Image et ressemblance

publicat in Varia pe 6 Avril 2014, 06:27

« Dans la vie s’entrecroisent la divinité et le monde, l’image céleste et l’image terrestre. De ses parents, le fils reçoit une naissance depuis sa venue au monde et une naissance à Dieu. Mais, que veut dire naître ? Cela signifie être porteur de l’image de l’origine parentale ; mais l’enjeu de la vie de Fils est de croître à la ressemblance du Père ». Le Christ, le Fils de Dieu, est par excellence l’image du Père. « Qui m’a vu a vu le Père »1.

L’homme est fait à l’image et à la ressemblance de Dieu. Par la naissance, chacun d’entre nous reçoit et prolonge les traits de ses parents. Telle est notre image terrestre. L’image céleste est donnée par l’insufflation de Dieu : « Dieu insuffla dans son visage un souffle de vie et l’homme devint un être vivant »2.

Qu’est-ce qui nous approche3 tout particulièrement de la ressemblance avec Dieu ?

Monseigneur Kallistos dit que « ce qui se passe de plus grand entre Dieu et l’âme humaine est le fait d’aimer et d’être aimé ».
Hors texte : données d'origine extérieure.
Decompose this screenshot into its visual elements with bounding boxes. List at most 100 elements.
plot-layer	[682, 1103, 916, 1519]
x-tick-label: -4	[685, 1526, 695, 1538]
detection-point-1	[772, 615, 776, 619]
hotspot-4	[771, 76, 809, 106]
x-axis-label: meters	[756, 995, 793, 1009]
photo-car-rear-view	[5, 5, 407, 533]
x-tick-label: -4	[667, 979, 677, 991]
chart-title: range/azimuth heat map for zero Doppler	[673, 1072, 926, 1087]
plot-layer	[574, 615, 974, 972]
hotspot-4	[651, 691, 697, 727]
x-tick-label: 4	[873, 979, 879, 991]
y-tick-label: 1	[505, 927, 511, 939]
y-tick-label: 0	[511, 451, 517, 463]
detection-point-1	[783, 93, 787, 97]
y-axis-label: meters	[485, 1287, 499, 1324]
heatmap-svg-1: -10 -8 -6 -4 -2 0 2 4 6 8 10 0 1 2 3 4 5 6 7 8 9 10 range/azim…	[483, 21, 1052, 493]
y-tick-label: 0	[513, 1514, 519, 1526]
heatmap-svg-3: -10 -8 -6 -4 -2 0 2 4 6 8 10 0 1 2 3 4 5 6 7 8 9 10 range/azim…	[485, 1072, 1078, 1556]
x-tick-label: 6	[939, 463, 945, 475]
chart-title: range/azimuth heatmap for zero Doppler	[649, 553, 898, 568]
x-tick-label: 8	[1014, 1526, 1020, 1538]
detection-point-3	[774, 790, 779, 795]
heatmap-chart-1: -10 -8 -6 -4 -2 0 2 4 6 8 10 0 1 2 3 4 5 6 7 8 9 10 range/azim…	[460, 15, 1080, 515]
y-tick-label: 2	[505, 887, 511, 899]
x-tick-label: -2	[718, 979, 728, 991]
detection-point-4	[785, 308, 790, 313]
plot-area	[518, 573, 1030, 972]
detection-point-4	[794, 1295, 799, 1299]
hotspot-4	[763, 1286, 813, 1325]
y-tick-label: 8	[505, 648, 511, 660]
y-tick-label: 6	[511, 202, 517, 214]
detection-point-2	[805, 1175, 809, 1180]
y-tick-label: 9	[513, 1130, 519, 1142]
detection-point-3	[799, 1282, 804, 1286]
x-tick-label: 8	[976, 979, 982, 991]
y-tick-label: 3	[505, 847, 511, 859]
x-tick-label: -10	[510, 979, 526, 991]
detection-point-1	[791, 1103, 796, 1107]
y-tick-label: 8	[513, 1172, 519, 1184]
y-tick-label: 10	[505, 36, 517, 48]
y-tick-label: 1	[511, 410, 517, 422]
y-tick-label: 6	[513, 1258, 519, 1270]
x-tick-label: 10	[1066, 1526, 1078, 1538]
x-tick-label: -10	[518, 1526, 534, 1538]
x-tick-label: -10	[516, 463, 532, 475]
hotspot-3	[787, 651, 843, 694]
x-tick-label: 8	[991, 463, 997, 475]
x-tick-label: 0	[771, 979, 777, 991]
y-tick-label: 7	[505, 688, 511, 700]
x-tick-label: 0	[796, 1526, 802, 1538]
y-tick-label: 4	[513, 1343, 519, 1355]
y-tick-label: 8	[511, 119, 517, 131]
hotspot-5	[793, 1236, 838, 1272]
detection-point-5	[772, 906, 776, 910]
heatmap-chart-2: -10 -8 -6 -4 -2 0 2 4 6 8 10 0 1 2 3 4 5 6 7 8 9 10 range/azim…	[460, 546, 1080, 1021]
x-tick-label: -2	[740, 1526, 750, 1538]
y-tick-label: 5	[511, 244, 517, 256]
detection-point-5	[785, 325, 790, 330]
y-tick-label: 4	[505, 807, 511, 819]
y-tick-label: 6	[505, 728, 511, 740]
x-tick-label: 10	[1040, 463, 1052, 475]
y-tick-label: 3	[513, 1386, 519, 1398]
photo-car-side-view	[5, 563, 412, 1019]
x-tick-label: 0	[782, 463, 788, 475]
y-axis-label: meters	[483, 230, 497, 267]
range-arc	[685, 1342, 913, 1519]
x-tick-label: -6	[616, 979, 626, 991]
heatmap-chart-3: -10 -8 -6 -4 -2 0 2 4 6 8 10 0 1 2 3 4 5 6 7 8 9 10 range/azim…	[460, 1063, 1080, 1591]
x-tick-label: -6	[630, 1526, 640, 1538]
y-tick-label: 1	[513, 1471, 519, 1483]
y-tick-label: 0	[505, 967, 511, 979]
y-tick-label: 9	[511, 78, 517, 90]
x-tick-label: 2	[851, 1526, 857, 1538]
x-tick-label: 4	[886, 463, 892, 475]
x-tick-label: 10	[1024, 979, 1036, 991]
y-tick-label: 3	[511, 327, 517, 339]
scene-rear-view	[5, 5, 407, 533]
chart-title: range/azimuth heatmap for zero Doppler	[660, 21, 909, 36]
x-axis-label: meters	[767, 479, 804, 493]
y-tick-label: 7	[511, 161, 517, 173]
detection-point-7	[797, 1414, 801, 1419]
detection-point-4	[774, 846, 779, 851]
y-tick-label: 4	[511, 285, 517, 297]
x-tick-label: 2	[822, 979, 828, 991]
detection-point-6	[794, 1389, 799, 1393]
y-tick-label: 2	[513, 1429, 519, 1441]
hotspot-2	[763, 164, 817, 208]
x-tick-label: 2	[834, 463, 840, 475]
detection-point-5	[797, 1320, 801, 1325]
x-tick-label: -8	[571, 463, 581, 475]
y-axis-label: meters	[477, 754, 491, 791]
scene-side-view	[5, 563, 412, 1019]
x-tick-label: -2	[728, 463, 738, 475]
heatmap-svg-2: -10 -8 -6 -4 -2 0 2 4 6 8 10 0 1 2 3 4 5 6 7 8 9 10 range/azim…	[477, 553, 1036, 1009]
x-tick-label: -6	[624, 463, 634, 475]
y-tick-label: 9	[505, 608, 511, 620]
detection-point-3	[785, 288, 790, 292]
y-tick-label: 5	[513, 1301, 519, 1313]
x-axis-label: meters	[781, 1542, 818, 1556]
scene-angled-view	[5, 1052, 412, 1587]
De même, Père Ghelasie dit à propos de l’Amour qu’il est une « vision » du mystère. « Contempler une réalité immuable est un mystère. Seul Dieu est Lui-même cet absolu : ‘Je suis : Je suis’. Les hommes ont des sentiments changeants et des impressions changeantes. Mais l’amour de Dieu n’est sujet à aucun changement : quand on voit par l’amour on ne change pas, et l’on garde justement une force immuable et intacte. Et les démons sont impuissants devant cette force du Mystère »4.

Les saints sont ceux qui ont atteint cet amour dont ils ne peuvent plus déchoir. De cet amour parle le saint apôtre Paul5: « L’amour est patient, il ne s’enfle pas d’orgueil… l’amour ne passera jamais ». Dans la mesure où nous parvenons à aimer Dieu et les hommes, nous nous accomplissons, puisque « seule la transfiguration par l’Amour nous donnera l’image accomplie »6.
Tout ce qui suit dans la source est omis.